Repeated mating progressively expands population size and suppressive capacity of regulatory T cells to build pregnancy tolerance in mice (#307)

Lachlan M Moldenhauer 1 , John E Schjenken 1 , Bihong Zhang 1 , Hanan H Wahid 1 , Sarah A Robertson 1
  1. Robinson Research Institute, Adelaide Medical School, University of Adelaide, Adelaide, SA, Australia

Female regulatory T (Treg) cells are activated by seminal fluid factors following coitus. These activated Treg cells exert immune-suppressive actions which are essential to prevent immune rejection of the fetus. Reduced abundance and/or impaired function of Treg cells are evident in women experiencing pregnancy pathologies including recurrent miscarriage and preeclampsia. It is well established that long term sexual co-habitation and seminal fluid exposure, in a partner-specific manner, reduces the risk of pathologies associated with immune dysregulation such as preeclampsia and in utero growth restriction.
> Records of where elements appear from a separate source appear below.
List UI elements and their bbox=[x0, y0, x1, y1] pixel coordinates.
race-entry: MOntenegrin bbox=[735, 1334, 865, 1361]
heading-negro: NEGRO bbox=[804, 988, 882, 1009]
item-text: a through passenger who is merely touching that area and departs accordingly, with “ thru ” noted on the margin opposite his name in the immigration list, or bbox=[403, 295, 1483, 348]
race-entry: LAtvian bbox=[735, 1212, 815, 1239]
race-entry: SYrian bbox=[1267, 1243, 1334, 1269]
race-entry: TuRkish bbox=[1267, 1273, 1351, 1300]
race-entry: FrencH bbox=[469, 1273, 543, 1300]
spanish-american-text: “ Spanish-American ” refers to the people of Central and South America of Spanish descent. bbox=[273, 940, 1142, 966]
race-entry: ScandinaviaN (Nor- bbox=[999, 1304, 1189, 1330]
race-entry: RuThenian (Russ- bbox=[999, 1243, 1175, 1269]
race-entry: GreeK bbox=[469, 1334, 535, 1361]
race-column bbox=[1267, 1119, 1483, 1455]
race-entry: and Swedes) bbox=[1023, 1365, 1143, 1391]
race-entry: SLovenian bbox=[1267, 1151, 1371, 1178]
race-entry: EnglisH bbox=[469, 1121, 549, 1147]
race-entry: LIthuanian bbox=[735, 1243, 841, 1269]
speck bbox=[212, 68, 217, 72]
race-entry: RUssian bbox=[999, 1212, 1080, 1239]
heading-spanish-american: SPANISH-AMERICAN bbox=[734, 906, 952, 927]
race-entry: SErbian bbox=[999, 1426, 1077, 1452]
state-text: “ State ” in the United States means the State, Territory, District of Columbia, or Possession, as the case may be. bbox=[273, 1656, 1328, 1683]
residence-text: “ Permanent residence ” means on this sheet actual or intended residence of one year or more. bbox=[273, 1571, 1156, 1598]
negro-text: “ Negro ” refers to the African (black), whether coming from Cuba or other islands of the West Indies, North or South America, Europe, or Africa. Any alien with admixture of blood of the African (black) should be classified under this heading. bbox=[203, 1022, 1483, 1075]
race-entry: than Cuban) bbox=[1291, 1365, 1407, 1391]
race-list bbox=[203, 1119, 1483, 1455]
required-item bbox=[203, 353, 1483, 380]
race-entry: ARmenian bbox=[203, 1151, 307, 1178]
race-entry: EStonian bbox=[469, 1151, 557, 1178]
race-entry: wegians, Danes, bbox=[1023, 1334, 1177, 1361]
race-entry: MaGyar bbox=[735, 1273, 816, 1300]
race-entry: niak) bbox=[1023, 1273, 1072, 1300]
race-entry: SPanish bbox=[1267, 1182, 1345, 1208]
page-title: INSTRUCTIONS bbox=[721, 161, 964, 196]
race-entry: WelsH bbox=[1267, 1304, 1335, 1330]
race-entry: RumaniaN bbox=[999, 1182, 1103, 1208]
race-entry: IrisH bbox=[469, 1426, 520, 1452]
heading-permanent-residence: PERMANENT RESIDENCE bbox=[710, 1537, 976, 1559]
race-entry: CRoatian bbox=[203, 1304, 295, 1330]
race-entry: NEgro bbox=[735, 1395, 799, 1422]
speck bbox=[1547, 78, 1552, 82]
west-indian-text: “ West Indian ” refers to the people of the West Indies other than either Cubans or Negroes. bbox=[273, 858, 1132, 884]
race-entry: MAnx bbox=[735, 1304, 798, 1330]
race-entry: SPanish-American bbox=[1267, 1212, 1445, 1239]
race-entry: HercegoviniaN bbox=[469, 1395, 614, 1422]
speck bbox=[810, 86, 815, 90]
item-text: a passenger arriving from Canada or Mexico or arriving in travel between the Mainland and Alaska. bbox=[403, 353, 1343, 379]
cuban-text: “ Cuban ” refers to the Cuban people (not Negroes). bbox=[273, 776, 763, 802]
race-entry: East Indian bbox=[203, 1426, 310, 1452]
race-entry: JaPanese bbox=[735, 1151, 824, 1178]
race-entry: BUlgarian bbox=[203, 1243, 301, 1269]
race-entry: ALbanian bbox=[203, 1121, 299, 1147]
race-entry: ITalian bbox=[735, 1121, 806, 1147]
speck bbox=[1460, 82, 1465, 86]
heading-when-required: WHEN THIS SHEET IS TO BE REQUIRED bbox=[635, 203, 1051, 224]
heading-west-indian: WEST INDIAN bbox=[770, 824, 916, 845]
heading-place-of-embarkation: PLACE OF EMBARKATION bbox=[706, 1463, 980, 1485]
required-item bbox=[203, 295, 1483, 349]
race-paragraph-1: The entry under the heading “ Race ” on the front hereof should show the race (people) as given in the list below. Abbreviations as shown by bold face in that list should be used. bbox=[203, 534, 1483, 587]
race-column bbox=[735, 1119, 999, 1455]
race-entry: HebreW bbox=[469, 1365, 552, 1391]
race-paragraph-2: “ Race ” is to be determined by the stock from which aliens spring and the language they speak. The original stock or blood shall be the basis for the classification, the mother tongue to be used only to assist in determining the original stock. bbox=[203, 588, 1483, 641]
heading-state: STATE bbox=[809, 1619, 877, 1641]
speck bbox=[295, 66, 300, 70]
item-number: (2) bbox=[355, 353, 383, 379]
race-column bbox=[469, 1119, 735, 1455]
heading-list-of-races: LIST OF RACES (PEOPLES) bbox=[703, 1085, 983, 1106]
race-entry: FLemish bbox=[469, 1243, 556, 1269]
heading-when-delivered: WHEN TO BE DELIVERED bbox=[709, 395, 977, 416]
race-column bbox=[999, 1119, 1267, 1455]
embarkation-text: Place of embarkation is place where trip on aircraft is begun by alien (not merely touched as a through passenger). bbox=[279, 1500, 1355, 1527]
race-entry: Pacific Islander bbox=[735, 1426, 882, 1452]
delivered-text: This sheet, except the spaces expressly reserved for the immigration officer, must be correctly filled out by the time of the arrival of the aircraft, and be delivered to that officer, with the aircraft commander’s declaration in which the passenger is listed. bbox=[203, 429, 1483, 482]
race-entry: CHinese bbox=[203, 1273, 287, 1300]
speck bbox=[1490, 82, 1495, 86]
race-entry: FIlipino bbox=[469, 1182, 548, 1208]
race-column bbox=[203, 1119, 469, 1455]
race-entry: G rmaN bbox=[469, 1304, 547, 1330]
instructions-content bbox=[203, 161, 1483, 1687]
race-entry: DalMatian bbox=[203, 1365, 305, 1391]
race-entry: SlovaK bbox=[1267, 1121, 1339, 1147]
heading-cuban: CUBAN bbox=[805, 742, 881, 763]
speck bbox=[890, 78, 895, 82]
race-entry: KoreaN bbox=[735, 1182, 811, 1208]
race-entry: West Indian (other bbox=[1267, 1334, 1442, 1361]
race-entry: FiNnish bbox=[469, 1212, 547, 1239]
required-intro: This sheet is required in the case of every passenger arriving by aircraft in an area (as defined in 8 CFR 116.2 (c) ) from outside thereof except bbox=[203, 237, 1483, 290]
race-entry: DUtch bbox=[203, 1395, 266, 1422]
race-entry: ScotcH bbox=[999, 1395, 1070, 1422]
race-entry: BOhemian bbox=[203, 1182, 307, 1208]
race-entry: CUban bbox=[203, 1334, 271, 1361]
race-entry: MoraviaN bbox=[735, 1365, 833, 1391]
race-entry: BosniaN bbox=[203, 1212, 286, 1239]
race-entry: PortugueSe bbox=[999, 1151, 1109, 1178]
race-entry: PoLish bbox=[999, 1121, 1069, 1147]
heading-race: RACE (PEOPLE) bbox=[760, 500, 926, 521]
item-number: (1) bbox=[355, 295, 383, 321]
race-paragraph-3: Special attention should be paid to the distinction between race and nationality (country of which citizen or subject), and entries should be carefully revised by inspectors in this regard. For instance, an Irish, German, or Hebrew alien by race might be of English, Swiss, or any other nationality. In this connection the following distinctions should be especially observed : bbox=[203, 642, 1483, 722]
Thus we hypothesised that repeated priming with seminal fluid can progressively expand the Treg cell pool. To test this female C57Bl/6 (B6) mice were mated once, twice or four times to B6 or Balb/C males. To allow the impact of seminal fluid to be delineated, mated female mice where administered the progesterone receptor antagonist RU486 to prevent pregnancy progression, before re-mating at least 7 days later. Uterus and para-aortic lymph nodes (PALN) were recovered at day 3.5 post-coitum after the final mating and Treg populations were assessed by flow cytometry, immunohistochemistry and in vitro suppression assays. Treg cell numbers in the uterus and PALN increased with each mating event. This expansion was dependent upon exposure to male seminal fluid factors, including paternal MHC antigen, as expansion was greater in allogeneic matings. Higher proportions of Treg cells isolated from mice mated four times expressed the proliferation marker Ki67 and suppression marker CTLA4, and had a greater capacity to suppress T cell responses as assessed by in vitro suppression assays. These data provide evidence that repeated seminal fluid contact acts to increase the number and suppressive capacity of the maternal Treg cell pool during early pregnancy. This data provides a mechanistic explanation for the link between duration of sexual co-habitation and protection from immune-based pregnancy complications in women.